Выбрать главу

Мне нечего больше здесь делать. Я отступаю на шаг назад и сквозь.

И почти перейдя грань, успеваю заметить краем глаза метнувшуюся из темноты тень. Падальщики. Механозапчасти стоят на местном чёрном рынке дорого.

* * *

Я стою в серо-стальном коридоре, равномерно встопорщенном по всей длине остовами переборок. Тусклый матовый свет размеренно заливает всё внутреннее пространство. Здесь нет теней, равно как нет и настоящего света, лишь их подобия, размазанные вдоль всего коридора. Лениво мигают красным аварийные лампы. Откуда-то доносится тонкий писк сигнала боевой тревоги.

Корпус легонько сотрясается, и я ощущаю незначительное изменение давления. За моей спиной бесшумно схлопывается гильотина аварийной мембраны. Загорается красная лампочка: за мембраной – открытый космос; давление равно нулю.

Я иду вперёд. Искусственная сила тяжести всё время колеблется; гравитаторы не успевают подстраиваться к манёврам корабля.
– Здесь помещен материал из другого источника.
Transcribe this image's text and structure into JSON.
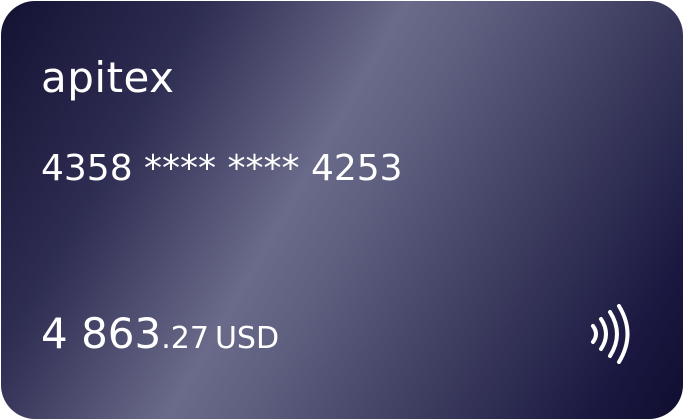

Люк по правой стороне открывается, и из него выбегает человек в лёгком пустотном скафандре. Генетически модифицированный энергетик, с характерным сероватым оттенком кожи. Он изумлённо смотрит на меня, глаза его почти готовы вылезти из орбит. Он подбегает ко мне, пытается схватить за плечо, остановить, и всё время говорит о необходимости вернуться в свою каюту и пристегнуться к ложементу, а лучше лечь в гибернационную камеру. Бой совсем скоро закончится, и тогда мы сможем сколько душа пожелает инспектировать место сражения и капитанский мостик. Он принимает меня за сенатора… или депутата? Сложно разобраться, разнообразие политических систем очень велико. Хотя все они легко сводятся к нескольким стандартным схемам. Людям свойственно усложнять всё, созданное ими.

Я продолжаю идти, и энергетик прижимается к стене – теперь в глазах его читается страх. Я оставляю его за спиной и забываю о нём; я пришёл сюда не за ним.

Переборка капитанского мостика наглухо задраена; отливающая синевой пластина настоящей космической брони отбивает всякую мысль взять мостик штурмом. Все уверены, что находящиеся внутри под надёжной защитой, ведь взрыв достаточной силы, чтобы выбить её внутрь, скорее разорвёт звездолёт надвое; а способный проплавить её насквозь стационарный эмиттер едва ли можно доставить сюда за приемлемое время. Она не только кажется надёжной, она является таковой.

Но я прохожу через любые преграды.

Внутри сидит несколько человек: высший командный состав флота. Огромные экраны, пульты со множеством разноцветных кнопок, переходники нейроинтерфейсов, почти ощутимый запах напряжения и лёгкая струйка чувства превосходства. Несколько скупых движений, и все люди кроме одного безвольно оседают на спинки эргономичных кресел, а я не торопясь иду к центральному креслу.

Сидящий за ним человек с лёгким недоумением оглядывается, поворачивается назад и встречается со мной глазами. Встроенные вентиляторы быстро разносят вокруг удушливо-парализующий запах страха. Он вжимается в кресло, отчаянно стискивая мягкие подлокотники. Коротко подстриженные волосы с проседью медленно намокают. По правому виску неуверенно скользит капля пота. Дыхание с хрипом вырывается из его рта.

– Я пришёл, адмирал, – улыбаюсь ему я; в моём тоне явственно чувствуется насмешка.

Он отвечает мне лишь тяжёлым сиплым вздохом. В каждом мире есть предания о таких как я. Страшные сказки, внезапно становящиеся явью. И каждый раз невольно испытываешь ощущение того, что всё уже было – когда-то, где-то и с кем-то. Они все разные – правители, генералы, наместники… менестрели… но удушливо-приторный, неспешно шевелящий холодными щупальцами страх всегда одинаков, каким бы могущественным ни был его хозяин.

– Вы отступили от своей судьбы и изменили судьбы других людей, – продолжаю я. – По вашему приказу шли в бой и умирали за вас легионы. Одного вашего слова было достаточно, чтобы убить миллиарды. Вашими стараниями Рейнольдс обезлюдел, и едва ли будет заселён вновь в обозримом будущем. Гевея перестала существовать как планета. Система Сеттара выпала из нормали вселенной. Многие, слишком многие миры изменились безвозвратно. На вашей совести висит больше чужих жизней, чем на любой другой, адмирал. Есть ли вам что сказать в своё оправдание?

Он всё-таки собрался с силами, хотя видно, чего ему это стоило. И он смотрит мне в глаза. Военные делают это чаще других: им уже приходилось смотреть в глаза своей смерти.